Babel started from one bet: structure, not scale, makes machine reasoning reliable. The work lived in decomposition — turning tasks into graphs of typed entities — and in orchestration frameworks like LangGraph, where the model is invoked at defined points in a flow rather than left to improvise.

This post continues that thread one layer down, into the harness — the runtime an agent actually runs on.

Harnesses for agents

Today’s harnesses (OpenClaw, Hermes) solved the plumbing: multi-channel transport, tool dispatch, memory, sub-agents. But they kept two chatbot-era assumptions — the LLM is in charge, and the conversation is the state. That makes them great personal assistants and poor substrates for work that has to be correct over time. My own OpenClaw experiments confirmed the ceiling: a stateless ingest pipeline is delightful precisely because nothing is at stake.

The next move is a control inversion: demote the LLM from the system to a bounded component of one, and push state and verification above it. Reliability stops being a prompt problem and becomes an architectural property.
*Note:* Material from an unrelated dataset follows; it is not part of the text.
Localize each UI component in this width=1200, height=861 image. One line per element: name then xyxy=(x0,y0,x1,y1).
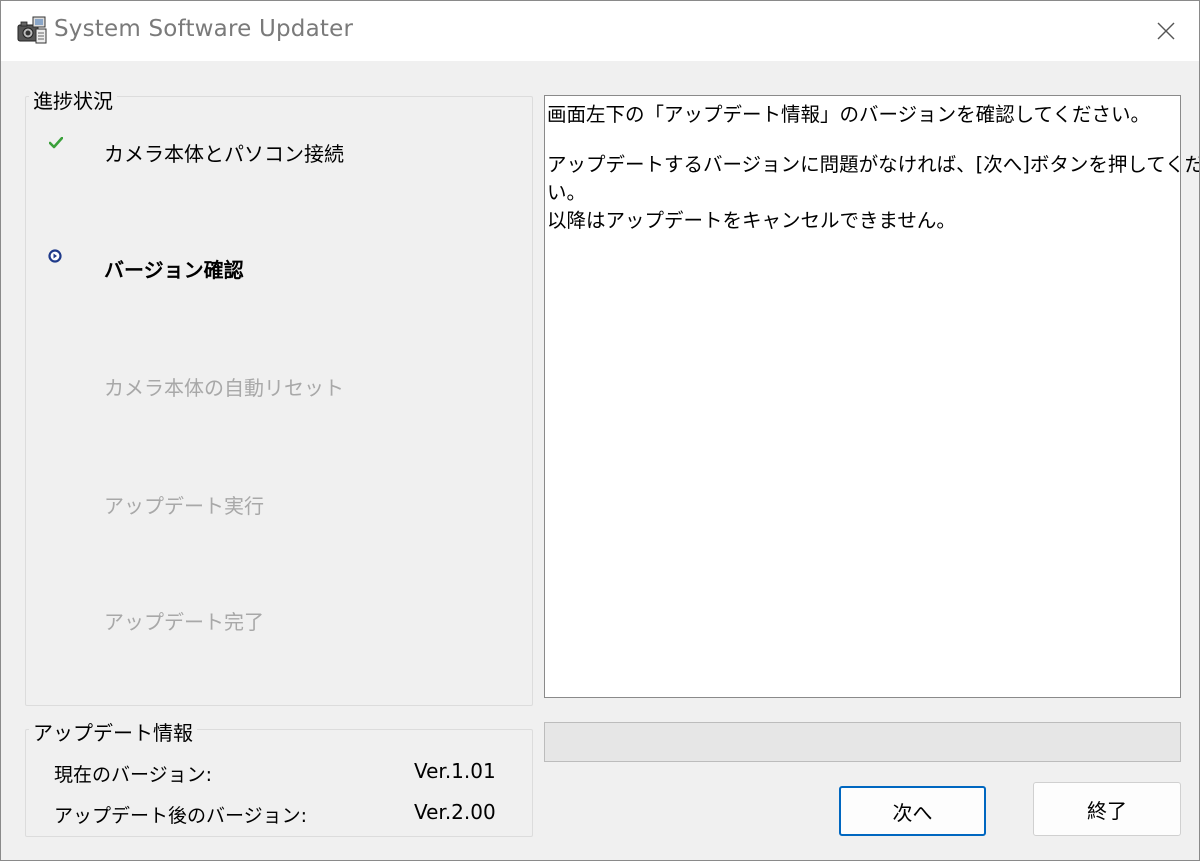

Legal work is the sharpest test, because being wrong has consequences. A harness for it would hold four disciplines the generic ones don’t:

  • State in a typed, persistent store — not the context window.
  • Verification as an un-skippable gate in the control flow — work-product (citations, drafts, filings) can’t be emitted without passing it.
  • Durability — deadlines and reminders as a background engine reacting to events and the calendar.
  • Two speeds — a fluid conversational lane for the “aha moment,” a slow gated lane where trust is earned.

Use case: LitigationOS

LitigationOS applies this to an Indian litigating lawyer. It’s a WhatsApp-native assistant that treats a matter, not a message, as the unit of state: forward an order, and it extracts the next date, derives the reply deadline, and sets a reminder — then, asked “what’s tomorrow?”, answers across all fifty matters at once. The point isn’t that it replies; it’s that it knew what was at risk before being asked — which is only possible on a structured spine.